Внучка спросила меня, помню ли я свои прежние жизни, прожитые до этой, нынешней.
Мне непросто представить себе бесчисленную череду возвращений, но так же непросто осознать, что существует бесконечность, направленная лишь в одну сторону (по определению Толстого) и что такая бесконечность, если великое Быть Может все-таки может быть, означает вечный покой, разве что сознаваемый, отсутствие всякого развития, всякого движения.
(Немыслимо увидеть движение в бесконечном накоплении любви сонмом постоянно приближающихся к недосягаемому Богу праведников, у которых, кроме любви и нет ничего, как не узришь его и в вечных однообразных муках тех, кто на них обречен, — стоило ли жаловать человеку «семьдесят лет, а при большей крепости — восемьдесят», чтобы потом, сведя баланс, обречь на нескончаемое мучение, не найти для него прощения, которое здесь учат нас находить всякому грешнику, прощая не до семи, а до семидесяти семи раз, подставляя ударившему другую щеку? Какое уж тут «око за око, зуб за зуб» — тут за единый зуб карают жестоко и бесконечно. Нет, в Бога любви я могу верить, в Бога вечной кары — нипочем не поверю. Образ карающего Бога создан людьми, подвигающими себя к лучшему. «Ад — это отсутствие света». В тебе самом.)

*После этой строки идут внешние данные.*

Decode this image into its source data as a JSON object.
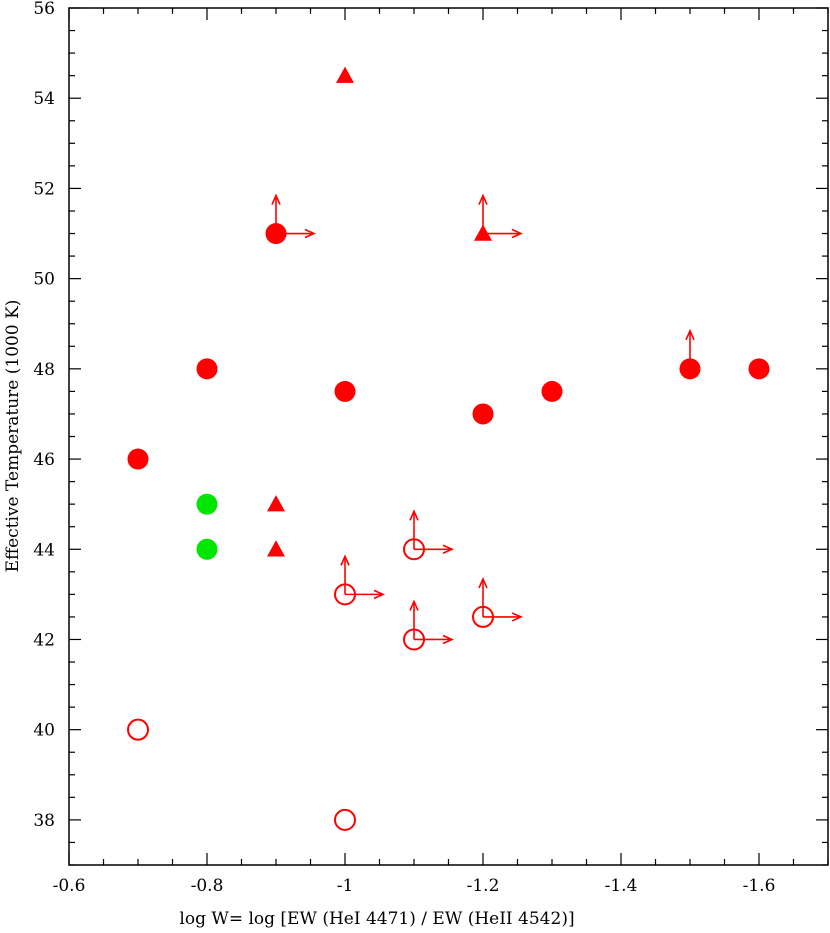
{
  "chart_data": {
    "type": "scatter",
    "title": "",
    "xlabel": "log W= log [EW (HeI 4471) / EW (HeII 4542)]",
    "ylabel": "Effective Temperature (1000 K)",
    "xlim": [
      -0.6,
      -1.7
    ],
    "ylim": [
      37,
      56
    ],
    "x_ticks": [
      -0.6,
      -0.8,
      -1,
      -1.2,
      -1.4,
      -1.6
    ],
    "x_tick_labels": [
      "-0.6",
      "-0.8",
      "-1",
      "-1.2",
      "-1.4",
      "-1.6"
    ],
    "y_ticks": [
      38,
      40,
      42,
      44,
      46,
      48,
      50,
      52,
      54,
      56
    ],
    "y_tick_labels": [
      "38",
      "40",
      "42",
      "44",
      "46",
      "48",
      "50",
      "52",
      "54",
      "56"
    ],
    "grid": false,
    "colors": {
      "red": "#ff0000",
      "green": "#00e600"
    },
    "points": [
      {
        "x": -0.7,
        "y": 46,
        "marker": "filled-circle",
        "color": "red",
        "up": false,
        "right": false
      },
      {
        "x": -0.8,
        "y": 48,
        "marker": "filled-circle",
        "color": "red",
        "up": false,
        "right": false
      },
      {
        "x": -0.9,
        "y": 51,
        "marker": "filled-circle",
        "color": "red",
        "up": true,
        "right": true
      },
      {
        "x": -1.0,
        "y": 47.5,
        "marker": "filled-circle",
        "color": "red",
        "up": false,
        "right": false
      },
      {
        "x": -1.2,
        "y": 47,
        "marker": "filled-circle",
        "color": "red",
        "up": false,
        "right": false
      },
      {
        "x": -1.3,
        "y": 47.5,
        "marker": "filled-circle",
        "color": "red",
        "up": false,
        "right": false
      },
      {
        "x": -1.5,
        "y": 48,
        "marker": "filled-circle",
        "color": "red",
        "up": true,
        "right": false
      },
      {
        "x": -1.6,
        "y": 48,
        "marker": "filled-circle",
        "color": "red",
        "up": false,
        "right": false
      },
      {
        "x": -0.8,
        "y": 45,
        "marker": "filled-circle",
        "color": "green",
        "up": false,
        "right": false
      },
      {
        "x": -0.8,
        "y": 44,
        "marker": "filled-circle",
        "color": "green",
        "up": false,
        "right": false
      },
      {
        "x": -1.0,
        "y": 54.5,
        "marker": "triangle",
        "color": "red",
        "up": false,
        "right": false
      },
      {
        "x": -1.2,
        "y": 51,
        "marker": "triangle",
        "color": "red",
        "up": true,
        "right": true
      },
      {
        "x": -0.9,
        "y": 45,
        "marker": "triangle",
        "color": "red",
        "up": false,
        "right": false
      },
      {
        "x": -0.9,
        "y": 44,
        "marker": "triangle",
        "color": "red",
        "up": false,
        "right": false
      },
      {
        "x": -1.1,
        "y": 44,
        "marker": "open-circle",
        "color": "red",
        "up": true,
        "right": true
      },
      {
        "x": -1.0,
        "y": 43,
        "marker": "open-circle",
        "color": "red",
        "up": true,
        "right": true
      },
      {
        "x": -1.2,
        "y": 42.5,
        "marker": "open-circle",
        "color": "red",
        "up": true,
        "right": true
      },
      {
        "x": -1.1,
        "y": 42,
        "marker": "open-circle",
        "color": "red",
        "up": true,
        "right": true
      },
      {
        "x": -0.7,
        "y": 40,
        "marker": "open-circle",
        "color": "red",
        "up": false,
        "right": false
      },
      {
        "x": -1.0,
        "y": 38,
        "marker": "open-circle",
        "color": "red",
        "up": false,
        "right": false
      }
    ]
  }
}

Я не помню своих прежних жизней. Скажу лишь, что многое, с чем встречаюсь на долгом своем пути — разнообразные предметы, цвета, мысли, типы лица, ландшафты, мелодии, — воспринимаю двояко: одно как приобретенное опытом лет, другое — как нечто изначальное, знаемое, врожденное, до нажитого годами мне данное. То, что не с годами и даже не на заре жизни, в младенчестве вошло в меня, но с первой встречи было почувствовано своим, не потребовало ни постижения, ни привычки, как материнское тело, воздух, вода.